The state of Vermont is expected to begin taking out loans in early 2010 to cover the shortfall in its UI trust fund and, if it does not take action, it may have to borrow as much as $350 million over the next ten years. Because interest cannot be repaid from UI trust revenues, the state will have to finance interest payments with new taxes or additional budget cuts.

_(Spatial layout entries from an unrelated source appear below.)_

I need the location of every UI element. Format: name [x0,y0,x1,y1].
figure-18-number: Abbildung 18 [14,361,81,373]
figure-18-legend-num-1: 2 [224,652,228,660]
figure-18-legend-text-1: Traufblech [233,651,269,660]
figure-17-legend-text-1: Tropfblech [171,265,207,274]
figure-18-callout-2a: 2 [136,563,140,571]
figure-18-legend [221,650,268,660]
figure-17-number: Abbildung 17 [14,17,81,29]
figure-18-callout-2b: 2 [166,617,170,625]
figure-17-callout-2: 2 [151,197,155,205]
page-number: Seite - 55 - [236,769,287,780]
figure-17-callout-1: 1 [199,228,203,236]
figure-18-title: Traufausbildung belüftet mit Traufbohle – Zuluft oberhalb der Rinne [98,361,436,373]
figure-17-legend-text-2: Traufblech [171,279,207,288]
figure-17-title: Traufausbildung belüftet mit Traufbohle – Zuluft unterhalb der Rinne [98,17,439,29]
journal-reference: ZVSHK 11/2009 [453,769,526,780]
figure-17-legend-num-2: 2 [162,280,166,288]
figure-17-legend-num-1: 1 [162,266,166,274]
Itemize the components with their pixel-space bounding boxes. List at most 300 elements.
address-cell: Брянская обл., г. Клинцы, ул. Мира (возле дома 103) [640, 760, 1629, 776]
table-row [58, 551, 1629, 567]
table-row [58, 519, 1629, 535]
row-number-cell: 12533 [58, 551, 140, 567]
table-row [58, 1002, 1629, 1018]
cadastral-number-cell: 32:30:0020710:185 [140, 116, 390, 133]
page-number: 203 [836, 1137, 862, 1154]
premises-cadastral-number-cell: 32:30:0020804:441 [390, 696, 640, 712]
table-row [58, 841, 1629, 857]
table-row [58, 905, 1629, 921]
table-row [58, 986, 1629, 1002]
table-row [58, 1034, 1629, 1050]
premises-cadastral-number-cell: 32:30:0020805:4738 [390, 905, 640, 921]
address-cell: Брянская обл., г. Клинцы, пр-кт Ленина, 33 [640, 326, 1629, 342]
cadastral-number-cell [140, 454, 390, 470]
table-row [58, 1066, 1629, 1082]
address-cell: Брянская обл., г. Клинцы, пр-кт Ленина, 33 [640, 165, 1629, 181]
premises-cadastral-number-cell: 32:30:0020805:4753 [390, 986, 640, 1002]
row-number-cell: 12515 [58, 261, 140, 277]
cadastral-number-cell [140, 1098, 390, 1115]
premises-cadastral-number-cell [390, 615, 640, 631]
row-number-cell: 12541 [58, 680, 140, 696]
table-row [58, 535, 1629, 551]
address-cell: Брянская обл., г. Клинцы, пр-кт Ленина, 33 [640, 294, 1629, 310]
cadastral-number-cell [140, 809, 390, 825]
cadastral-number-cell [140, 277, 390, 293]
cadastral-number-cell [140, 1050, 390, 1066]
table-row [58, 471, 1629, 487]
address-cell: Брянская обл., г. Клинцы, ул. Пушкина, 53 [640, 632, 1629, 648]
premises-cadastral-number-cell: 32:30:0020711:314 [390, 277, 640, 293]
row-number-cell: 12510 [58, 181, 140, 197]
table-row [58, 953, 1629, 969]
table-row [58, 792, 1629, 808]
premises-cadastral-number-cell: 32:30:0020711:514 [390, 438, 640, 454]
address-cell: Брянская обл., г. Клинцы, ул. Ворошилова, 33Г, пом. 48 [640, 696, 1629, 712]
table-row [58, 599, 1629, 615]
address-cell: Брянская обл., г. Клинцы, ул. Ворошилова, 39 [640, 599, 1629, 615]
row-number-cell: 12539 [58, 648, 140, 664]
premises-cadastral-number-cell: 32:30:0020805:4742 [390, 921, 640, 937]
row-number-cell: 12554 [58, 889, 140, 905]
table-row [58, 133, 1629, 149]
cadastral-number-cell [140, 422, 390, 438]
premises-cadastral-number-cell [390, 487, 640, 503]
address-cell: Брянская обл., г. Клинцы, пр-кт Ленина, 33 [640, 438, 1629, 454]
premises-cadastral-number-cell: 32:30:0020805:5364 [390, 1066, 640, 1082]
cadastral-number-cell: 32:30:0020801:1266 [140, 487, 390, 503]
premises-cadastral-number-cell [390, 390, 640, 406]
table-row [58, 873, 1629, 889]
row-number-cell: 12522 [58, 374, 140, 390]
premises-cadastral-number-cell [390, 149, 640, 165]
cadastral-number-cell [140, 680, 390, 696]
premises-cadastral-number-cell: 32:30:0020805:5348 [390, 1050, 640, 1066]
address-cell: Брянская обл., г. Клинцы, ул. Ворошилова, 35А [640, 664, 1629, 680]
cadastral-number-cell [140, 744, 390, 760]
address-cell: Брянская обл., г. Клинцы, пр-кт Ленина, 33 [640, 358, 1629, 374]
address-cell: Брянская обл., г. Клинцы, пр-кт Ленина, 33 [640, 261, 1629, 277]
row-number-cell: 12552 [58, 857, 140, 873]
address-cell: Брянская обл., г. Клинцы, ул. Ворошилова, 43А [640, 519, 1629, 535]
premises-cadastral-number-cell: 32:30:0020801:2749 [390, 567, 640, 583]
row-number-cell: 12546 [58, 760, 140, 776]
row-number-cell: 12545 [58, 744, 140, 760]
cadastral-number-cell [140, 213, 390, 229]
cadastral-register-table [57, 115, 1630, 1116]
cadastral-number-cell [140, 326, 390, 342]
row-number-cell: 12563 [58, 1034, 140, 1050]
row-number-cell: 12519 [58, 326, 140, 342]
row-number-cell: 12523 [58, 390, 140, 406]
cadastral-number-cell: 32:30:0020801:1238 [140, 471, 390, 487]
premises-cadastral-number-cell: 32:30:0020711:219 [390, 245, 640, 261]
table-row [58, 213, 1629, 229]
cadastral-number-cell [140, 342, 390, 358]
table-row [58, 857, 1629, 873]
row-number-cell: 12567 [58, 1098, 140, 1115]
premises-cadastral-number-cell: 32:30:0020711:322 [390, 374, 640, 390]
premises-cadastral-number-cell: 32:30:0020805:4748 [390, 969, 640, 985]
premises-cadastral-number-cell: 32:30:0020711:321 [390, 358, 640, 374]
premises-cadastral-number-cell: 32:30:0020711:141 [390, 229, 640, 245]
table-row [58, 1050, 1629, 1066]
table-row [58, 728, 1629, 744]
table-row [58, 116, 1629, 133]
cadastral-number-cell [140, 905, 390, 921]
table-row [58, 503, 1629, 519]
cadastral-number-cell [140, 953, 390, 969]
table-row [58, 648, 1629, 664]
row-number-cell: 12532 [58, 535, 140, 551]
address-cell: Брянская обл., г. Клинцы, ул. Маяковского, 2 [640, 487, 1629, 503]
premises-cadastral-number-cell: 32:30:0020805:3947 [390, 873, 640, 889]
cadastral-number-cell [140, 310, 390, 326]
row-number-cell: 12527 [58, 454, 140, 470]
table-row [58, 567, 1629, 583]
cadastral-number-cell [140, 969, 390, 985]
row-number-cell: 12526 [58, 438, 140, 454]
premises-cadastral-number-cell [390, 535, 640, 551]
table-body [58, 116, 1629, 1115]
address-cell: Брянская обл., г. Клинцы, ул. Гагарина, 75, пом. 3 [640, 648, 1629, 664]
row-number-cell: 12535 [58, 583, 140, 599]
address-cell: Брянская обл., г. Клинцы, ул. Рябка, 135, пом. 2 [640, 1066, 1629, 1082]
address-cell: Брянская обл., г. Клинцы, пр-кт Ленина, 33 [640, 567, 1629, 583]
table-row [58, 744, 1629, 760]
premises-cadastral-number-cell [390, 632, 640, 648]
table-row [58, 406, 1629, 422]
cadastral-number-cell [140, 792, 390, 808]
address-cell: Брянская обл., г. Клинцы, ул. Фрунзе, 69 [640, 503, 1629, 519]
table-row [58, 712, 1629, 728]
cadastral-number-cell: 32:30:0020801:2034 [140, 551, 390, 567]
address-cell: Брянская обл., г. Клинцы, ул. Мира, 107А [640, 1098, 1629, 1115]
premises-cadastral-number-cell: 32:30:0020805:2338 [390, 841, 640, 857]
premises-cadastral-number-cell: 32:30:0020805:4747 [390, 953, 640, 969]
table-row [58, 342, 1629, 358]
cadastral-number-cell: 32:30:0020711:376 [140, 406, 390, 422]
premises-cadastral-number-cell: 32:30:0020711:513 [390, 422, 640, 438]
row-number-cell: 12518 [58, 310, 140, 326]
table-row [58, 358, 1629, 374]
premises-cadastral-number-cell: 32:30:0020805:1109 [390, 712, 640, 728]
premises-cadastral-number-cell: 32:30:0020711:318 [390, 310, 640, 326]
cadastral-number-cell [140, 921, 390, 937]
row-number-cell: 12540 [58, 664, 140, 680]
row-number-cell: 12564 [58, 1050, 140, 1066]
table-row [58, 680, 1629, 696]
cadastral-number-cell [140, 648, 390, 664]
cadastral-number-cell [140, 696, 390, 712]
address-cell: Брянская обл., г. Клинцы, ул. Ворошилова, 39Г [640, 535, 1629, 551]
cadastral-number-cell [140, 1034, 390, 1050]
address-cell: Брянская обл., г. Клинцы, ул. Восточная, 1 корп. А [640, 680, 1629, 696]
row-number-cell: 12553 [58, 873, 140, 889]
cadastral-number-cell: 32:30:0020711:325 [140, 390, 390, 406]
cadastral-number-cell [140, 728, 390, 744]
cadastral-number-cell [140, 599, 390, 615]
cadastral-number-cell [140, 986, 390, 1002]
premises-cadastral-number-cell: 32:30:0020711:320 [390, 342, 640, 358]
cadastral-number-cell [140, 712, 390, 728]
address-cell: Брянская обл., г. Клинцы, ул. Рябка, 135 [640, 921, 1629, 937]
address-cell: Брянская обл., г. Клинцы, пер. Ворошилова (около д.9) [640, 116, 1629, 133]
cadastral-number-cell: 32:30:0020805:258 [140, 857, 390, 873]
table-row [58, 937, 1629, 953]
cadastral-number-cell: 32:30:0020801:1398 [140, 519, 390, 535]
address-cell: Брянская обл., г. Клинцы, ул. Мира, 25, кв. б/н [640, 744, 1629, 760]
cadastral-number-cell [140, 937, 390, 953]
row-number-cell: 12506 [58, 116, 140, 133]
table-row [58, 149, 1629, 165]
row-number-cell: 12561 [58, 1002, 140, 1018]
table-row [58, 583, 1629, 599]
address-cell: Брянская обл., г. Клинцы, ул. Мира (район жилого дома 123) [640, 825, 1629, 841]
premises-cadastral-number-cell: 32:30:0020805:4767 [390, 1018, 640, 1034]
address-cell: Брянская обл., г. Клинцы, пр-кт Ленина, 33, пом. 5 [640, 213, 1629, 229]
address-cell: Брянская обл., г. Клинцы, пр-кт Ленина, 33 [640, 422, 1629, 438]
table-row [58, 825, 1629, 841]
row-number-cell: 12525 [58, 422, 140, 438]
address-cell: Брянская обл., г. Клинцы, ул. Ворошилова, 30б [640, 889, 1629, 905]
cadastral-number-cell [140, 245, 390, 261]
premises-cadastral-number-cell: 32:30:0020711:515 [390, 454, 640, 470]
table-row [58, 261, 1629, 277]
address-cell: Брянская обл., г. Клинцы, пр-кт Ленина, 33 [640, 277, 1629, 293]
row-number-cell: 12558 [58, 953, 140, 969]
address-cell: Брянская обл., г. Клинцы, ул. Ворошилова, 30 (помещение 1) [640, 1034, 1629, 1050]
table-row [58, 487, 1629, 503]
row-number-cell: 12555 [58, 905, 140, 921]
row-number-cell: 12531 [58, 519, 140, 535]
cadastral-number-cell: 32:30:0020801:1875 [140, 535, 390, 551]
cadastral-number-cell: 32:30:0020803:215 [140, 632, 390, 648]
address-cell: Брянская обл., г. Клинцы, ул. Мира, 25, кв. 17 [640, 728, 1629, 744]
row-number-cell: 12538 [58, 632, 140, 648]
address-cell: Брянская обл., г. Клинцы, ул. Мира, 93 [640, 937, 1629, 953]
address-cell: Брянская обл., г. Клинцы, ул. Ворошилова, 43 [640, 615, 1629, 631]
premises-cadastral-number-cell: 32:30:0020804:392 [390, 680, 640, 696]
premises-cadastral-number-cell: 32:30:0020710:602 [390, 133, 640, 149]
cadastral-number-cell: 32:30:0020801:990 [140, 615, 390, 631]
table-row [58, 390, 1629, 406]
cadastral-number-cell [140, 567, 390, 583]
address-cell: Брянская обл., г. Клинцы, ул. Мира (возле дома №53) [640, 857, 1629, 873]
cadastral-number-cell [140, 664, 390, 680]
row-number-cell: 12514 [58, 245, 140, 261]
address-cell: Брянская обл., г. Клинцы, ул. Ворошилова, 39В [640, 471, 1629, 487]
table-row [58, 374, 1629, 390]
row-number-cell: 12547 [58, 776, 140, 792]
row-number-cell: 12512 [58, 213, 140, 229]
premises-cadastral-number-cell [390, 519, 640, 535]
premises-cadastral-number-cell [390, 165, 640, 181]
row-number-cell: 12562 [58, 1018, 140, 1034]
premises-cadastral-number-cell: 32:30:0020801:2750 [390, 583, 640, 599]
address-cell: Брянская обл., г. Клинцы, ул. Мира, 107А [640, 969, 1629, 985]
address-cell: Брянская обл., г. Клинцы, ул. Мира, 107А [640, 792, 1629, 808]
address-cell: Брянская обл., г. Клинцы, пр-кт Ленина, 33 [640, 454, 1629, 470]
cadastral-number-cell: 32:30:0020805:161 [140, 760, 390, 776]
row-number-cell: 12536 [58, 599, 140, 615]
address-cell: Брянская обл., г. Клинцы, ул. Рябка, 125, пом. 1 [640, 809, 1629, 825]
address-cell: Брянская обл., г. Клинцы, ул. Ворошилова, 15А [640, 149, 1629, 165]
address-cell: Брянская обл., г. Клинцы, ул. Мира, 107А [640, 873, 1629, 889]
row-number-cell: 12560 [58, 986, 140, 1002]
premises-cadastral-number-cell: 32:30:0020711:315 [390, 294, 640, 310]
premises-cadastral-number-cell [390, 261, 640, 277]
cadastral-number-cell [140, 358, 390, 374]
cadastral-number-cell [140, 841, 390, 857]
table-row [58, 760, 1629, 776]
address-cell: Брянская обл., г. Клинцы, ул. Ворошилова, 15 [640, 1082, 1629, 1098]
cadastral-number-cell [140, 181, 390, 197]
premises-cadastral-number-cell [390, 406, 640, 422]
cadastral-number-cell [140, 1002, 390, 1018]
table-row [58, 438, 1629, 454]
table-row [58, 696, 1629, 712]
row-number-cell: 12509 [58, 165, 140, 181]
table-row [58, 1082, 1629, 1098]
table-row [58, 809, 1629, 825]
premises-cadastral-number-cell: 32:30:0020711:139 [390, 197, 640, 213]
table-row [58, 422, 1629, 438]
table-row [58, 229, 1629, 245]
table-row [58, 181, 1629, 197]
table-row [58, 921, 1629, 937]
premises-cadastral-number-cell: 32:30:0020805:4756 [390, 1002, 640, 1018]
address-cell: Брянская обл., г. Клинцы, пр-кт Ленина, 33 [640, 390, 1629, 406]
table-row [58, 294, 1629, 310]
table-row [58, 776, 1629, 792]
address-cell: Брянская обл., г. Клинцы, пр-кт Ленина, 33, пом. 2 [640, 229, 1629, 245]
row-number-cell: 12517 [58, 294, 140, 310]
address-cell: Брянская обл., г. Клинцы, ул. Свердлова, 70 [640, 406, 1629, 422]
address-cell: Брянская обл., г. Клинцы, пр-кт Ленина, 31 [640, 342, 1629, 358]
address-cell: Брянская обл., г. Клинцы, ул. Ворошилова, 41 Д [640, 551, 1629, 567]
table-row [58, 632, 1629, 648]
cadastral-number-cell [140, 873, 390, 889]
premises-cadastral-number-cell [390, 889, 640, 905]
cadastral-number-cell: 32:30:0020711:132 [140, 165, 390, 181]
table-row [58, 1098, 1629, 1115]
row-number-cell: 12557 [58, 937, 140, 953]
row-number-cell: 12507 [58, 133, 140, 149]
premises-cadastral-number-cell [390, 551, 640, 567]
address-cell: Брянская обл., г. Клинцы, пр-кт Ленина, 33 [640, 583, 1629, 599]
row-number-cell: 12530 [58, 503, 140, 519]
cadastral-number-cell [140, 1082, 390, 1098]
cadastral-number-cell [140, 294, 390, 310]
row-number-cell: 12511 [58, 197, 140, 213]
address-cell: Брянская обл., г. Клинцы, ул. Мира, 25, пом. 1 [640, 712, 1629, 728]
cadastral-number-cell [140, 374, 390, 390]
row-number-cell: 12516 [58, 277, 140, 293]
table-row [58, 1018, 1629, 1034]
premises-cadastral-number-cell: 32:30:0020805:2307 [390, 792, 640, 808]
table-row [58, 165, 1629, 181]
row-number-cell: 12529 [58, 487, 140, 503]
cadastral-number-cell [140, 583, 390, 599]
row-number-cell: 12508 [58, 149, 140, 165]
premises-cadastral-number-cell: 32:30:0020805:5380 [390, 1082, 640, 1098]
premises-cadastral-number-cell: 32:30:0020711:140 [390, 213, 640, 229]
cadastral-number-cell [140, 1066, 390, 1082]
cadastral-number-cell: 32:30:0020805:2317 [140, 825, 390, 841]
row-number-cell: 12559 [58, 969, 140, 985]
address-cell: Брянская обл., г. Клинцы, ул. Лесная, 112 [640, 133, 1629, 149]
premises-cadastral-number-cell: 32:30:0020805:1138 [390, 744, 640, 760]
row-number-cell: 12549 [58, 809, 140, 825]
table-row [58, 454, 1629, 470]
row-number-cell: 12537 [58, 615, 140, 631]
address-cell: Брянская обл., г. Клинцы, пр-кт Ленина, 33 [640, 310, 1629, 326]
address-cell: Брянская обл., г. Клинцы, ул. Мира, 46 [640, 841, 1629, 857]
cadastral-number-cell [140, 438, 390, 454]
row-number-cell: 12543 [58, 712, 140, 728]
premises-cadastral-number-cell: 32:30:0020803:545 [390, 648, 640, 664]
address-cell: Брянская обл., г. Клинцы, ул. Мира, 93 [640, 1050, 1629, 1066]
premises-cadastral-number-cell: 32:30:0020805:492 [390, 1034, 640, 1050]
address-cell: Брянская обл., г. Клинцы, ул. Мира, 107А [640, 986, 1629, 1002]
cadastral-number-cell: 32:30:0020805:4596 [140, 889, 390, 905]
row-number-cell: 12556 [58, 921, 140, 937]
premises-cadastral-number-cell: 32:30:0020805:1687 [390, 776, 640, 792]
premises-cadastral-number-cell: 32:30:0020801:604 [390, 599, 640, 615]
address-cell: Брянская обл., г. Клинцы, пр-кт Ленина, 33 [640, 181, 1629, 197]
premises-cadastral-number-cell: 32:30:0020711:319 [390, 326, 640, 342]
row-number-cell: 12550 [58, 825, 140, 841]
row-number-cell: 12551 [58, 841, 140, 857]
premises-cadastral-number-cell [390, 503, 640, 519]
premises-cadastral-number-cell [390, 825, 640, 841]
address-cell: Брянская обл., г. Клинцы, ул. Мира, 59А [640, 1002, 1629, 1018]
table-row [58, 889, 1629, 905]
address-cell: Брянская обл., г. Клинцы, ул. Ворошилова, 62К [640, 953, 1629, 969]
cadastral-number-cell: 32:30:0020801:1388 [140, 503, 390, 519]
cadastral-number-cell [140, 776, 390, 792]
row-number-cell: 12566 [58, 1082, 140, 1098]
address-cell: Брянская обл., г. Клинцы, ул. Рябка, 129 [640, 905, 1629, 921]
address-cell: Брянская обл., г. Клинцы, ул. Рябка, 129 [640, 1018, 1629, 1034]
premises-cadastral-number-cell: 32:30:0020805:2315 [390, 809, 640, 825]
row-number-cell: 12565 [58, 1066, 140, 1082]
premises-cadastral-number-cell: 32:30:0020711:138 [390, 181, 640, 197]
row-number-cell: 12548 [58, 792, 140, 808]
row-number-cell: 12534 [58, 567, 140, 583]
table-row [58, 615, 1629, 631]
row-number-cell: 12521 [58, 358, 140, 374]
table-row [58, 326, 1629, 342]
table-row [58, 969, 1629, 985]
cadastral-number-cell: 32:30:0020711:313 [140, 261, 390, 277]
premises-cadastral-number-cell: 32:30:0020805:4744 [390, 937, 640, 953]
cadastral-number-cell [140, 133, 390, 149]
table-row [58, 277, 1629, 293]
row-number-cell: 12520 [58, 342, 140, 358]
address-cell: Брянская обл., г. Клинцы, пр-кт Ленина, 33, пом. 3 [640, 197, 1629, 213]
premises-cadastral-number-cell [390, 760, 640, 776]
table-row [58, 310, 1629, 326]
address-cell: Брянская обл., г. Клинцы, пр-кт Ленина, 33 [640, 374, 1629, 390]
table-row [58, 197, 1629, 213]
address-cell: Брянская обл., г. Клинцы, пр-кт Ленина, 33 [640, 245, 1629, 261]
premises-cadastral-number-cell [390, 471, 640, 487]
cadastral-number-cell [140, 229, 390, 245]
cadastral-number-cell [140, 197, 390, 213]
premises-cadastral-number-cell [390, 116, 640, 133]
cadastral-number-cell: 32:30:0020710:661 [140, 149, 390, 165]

Lake Champlain Regional Chamber of Commerce Tom Torti illustrated what the impact of extending the ARRA provision for two more years would mean to Vermont. Torti said he had asked two businesses in the same sector: one larger, one smaller, about what it meant to them. He described the exchange saying for the smaller business, after other cost-saving measures it had already enacted, this move would mean saving the job of one person.  For the larger, he said, it meant breathing room. They would have to make some staff adjustments. They couldn’t just absorb the estimated $300,000. But said Torti, “What bothered them more than that, it wasn’t about their profit, it wasn’t about how much money they were going to have to spend, what bothered them was that they were going to have to lay off Vermonters. They were going to lay off hard-working Vermonters who contribute to this economy in order to pay unemployment. So they’re putting people on unemployment in order to pay unemployment tax.”

Welch spoke of a couple ways to pay for the cost of the waiver. First, he was in favor of tapping unallocated stimulus funds. A second source, he said, “Wall Street bankers have done really well with the bailout, and frankly, I feel that its time for them to helps us out, if we have to tax some of those bonuses, let’s do it.  If we’ve got those Wall Street bonuses out there, that are essentially made possible because of American taxpayers, the American workers, then I’d like to see those folks step up and help out Main Street.”

When it was signed into law last February, the ARRA delayed interest accrual for state UI trust loans through Dec. 31, 2010. The bill would extend that provision until Dec. 31, 2012, potentially saving the state $20 million, says Welch.